Pacaso, a tech-enabled marketplace for co-owned luxury vacation homes, announced it has raised over $35 million from more than 10,000 investors through its SEC-qualified Regulation A+ offering. This milestone reflects strong demand for access to real estate and early-stage equity opportunities.
Founded in 2020 by Austin Allison and Spencer Rascoff, Pacaso allows buyers to co-own luxury vacation homes in desirable locations, offering shares from one-eighth to one-half. The company provides professional management and support services, facilitating over $1 billion in transactions and generating more than $110 million in gross profit to date.

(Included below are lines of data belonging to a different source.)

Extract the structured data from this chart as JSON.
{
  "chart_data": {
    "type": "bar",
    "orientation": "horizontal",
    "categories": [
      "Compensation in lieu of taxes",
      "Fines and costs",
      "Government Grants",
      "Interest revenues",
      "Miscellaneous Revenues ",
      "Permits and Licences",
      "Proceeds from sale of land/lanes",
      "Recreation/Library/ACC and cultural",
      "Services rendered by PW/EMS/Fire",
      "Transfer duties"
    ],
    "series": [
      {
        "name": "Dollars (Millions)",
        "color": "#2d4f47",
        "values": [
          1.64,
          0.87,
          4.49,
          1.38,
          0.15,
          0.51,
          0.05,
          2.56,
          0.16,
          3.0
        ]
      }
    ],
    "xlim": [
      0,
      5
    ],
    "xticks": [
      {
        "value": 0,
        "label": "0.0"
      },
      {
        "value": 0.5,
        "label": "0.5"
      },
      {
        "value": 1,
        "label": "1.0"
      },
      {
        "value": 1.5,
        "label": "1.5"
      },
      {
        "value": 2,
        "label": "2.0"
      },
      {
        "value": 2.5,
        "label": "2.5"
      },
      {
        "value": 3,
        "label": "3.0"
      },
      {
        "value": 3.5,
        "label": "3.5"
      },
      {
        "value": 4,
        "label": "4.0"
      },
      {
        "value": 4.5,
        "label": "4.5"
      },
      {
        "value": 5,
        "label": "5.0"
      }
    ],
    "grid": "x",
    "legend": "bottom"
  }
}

The current offering provides both accredited and everyday investors with the opportunity to purchase shares in Pacaso, with demand indicating strong interest in its business model. The $35 million raised is significantly higher than the average for Tier 2 Regulation A+ offerings, showcasing Pacaso’s position as a leading company in this space.
Pacaso has raised over $270 million across four rounds since its launch, backed by investors such as Fifth Wall, Greycroft, and Howard Schultz. It operates in over 40 destinations across the U.S., Mexico, and Europe, with plans to expand into Italy and the Caribbean.
Last year, Pacaso reported impressive performance metrics:
— $164.5 million in gross transactions and fees (excluding whole-home sales)
— $23.6 million in adjusted gross profit, up 18% year-over-year
— 24% improvement in adjusted EBITDA loss, due to reduced inventory and a tighter cost structure.
KEY QUOTE:
“Pacaso’s traction shows that there’s real demand for a new way to own and invest in luxury real estate. This raise is about opening that opportunity to more people, at a greater scale.”